FRESHEN YOUR DRINK?
Ann Tuennerman can’t help but marvel at the evolution of “Tales of the Cocktail,” the international cocktail convention she started in New Orleans more than a decade ago. From its scrappy beginnings, she says, it has become one of the world’s premiere gatherings for all things liquor.
“The first year we had about 100 people and two events,” she said. “My husband (Paul) likes to say we had an opening and closing event. But after that first year, people said, ‘This is great. You have to do it again.’ ”
And so she did, again and again. Last year, the Tuennermans celebrated the festival’s 10-year anniversary by welcoming more than 20,000 cocktail connoisseurs to New Orleans, from mixologists and bartenders to distillers and chefs. Tuennerman said the event has grown so big that she would be perfectly happy if it grows no more.
The five-day “Tales of the Cocktail,” which features more than 200 seminars, tasting rooms competitions and dinners, opens July 17 at the Hotel Monteleone. Proceeds benefit the nonprofit New Orleans Culinary and Cultural Preservation Society, which awards scholarships to emerging talent in the New Orleans cocktail industry.
“We program the event for professionals,” Tuennerman said. “So you won’t find a seminar on ‘setting up your home bar 101.’ But we do have cocktail enthusiasts who attend — people who are hard core just like someone is about wine or food.”
With 10 years of organizing “Tales of the Cocktail” under her belt, Tuennerman says the key to its success lies in programming — keeping up with what’s new in the spirits industry and offering seminars that teach professionals new ways of serving, preparing and even creating cocktails.
“We have the same structure every year but with all new content,” she said. “We do that to keep it fresh. We have a process in which people submit their ideas. This year we had 300 submissions for 59 slots. All of our events are new.
“This year we have a seminar that’s all about glassware. We have seminars on ice.
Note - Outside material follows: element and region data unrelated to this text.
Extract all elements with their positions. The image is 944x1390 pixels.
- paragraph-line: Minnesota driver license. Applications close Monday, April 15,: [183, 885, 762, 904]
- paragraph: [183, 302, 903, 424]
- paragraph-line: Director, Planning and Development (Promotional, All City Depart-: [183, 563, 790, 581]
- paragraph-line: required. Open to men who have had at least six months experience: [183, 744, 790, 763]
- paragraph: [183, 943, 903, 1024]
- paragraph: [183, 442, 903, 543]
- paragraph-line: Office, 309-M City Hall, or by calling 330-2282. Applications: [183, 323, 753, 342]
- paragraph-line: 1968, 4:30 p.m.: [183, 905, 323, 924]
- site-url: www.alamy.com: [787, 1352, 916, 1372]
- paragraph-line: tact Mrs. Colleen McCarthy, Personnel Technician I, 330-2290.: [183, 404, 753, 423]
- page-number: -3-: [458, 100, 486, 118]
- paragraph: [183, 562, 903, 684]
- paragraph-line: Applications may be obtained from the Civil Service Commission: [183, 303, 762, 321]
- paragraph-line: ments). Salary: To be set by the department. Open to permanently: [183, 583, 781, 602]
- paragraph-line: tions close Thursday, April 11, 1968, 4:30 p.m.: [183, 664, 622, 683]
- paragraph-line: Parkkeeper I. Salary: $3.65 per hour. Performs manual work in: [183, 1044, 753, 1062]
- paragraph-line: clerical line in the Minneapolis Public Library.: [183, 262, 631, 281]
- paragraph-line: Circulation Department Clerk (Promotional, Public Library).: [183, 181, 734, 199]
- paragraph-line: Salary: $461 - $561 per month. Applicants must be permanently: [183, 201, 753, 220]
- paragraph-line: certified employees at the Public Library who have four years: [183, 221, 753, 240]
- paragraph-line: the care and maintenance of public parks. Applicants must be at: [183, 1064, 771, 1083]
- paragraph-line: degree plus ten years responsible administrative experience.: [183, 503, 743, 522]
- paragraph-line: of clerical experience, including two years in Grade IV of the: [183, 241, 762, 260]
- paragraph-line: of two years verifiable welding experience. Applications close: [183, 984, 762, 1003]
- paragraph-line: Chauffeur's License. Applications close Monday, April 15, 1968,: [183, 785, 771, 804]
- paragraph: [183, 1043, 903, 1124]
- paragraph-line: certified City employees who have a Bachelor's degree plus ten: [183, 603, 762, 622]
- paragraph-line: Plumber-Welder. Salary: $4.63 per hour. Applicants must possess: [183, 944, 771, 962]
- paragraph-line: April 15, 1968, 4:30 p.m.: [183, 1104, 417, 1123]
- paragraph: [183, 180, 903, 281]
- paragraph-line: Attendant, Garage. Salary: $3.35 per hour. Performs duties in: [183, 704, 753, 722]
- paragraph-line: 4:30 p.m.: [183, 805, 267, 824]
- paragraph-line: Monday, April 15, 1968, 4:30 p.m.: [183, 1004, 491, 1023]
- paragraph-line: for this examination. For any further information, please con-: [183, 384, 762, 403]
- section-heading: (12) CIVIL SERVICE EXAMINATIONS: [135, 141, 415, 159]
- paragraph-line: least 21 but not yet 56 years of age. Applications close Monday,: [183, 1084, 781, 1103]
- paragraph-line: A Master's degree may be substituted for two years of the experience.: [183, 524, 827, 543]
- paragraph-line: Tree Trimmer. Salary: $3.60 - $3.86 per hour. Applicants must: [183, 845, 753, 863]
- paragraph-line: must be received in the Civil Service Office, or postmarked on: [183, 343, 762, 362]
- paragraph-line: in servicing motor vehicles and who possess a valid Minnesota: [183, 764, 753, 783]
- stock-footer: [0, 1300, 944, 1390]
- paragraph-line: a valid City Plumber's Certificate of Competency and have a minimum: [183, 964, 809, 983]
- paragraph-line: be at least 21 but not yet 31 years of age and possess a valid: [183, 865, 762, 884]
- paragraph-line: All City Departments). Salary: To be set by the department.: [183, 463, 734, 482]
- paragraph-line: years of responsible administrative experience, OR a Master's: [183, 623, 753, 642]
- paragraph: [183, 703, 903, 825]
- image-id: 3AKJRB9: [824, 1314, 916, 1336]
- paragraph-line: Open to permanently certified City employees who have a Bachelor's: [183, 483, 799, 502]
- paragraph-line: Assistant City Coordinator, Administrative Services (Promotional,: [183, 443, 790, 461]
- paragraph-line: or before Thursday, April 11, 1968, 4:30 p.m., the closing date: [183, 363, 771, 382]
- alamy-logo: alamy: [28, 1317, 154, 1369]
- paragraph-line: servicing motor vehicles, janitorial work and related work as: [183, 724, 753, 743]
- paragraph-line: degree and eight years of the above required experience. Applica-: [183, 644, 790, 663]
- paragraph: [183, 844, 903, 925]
We have a woman coming who will be talking about using herbs and creating a garden for your cocktail bar.”
Other seminar topics include the role of pineapple in cocktails, running a successful airport bar, the roots of tequila and tips for making an elegant yet simple cocktail.
No cocktail convention would be complete without tastings, and opportunities abound for attendees to sample everything from tailgating drinks and ice cream floats to espresso martinis and party punch.
Yet another highlight of “Tales of the Cocktail” are the Spirited Dinners, in which mixologists and distillers combine their talents with some of the best chefs in New Orleans to create unique cocktail and cuisine experiences.
Each event comes with a pricetag — seminars are in the $40 to $50 price range — but there are also several complimentary events on the agenda, including talks, demonstrations and radio shows.
“New Orleans is a huge part of the success of the event,” Tuennerman said. “We have such a walkable city that really lends itself to people interacting and networking.”
Tuennerman said it was in 2006, the year after Hurricane Katrina, that she realized “Tales of the Cocktail” was here to stay. Although it lost its main sponsor, organizers were determined to keep it going. The only thing they did differently was move it from August to July — so as not to conflict with the anniversary of Katrina or the peak of hurricane season.
“We said we’re moving full steam ahead,” Tuennerman said. “And we actually grew that year. We were pleasantly surprised. And it kind of started to hit me what a big deal this was.”
Last year, she said, the festival had a $14.3 million economic impact on New Orleans, up $1.6 million from 2011, according to a study by the University of New Orleans.
Over the years, the festival has expanded to help groom the next generation of mixologists. The Cocktail Apprentice Program gives up-and-coming bartenders a chance to learn from the world’s top cocktail masters, and the Cocktail Apprentice Scholarship Funds enables former apprentices to pursue educational opportunities and research projects in mixology.
“In 2013, we anticipate that we will spend in excess of $150,000 in scholarships,” Tuennerman said, “and another $192,000 funding various projects and programs closely associated with Louisiana, New Orleans and the bartending industry.”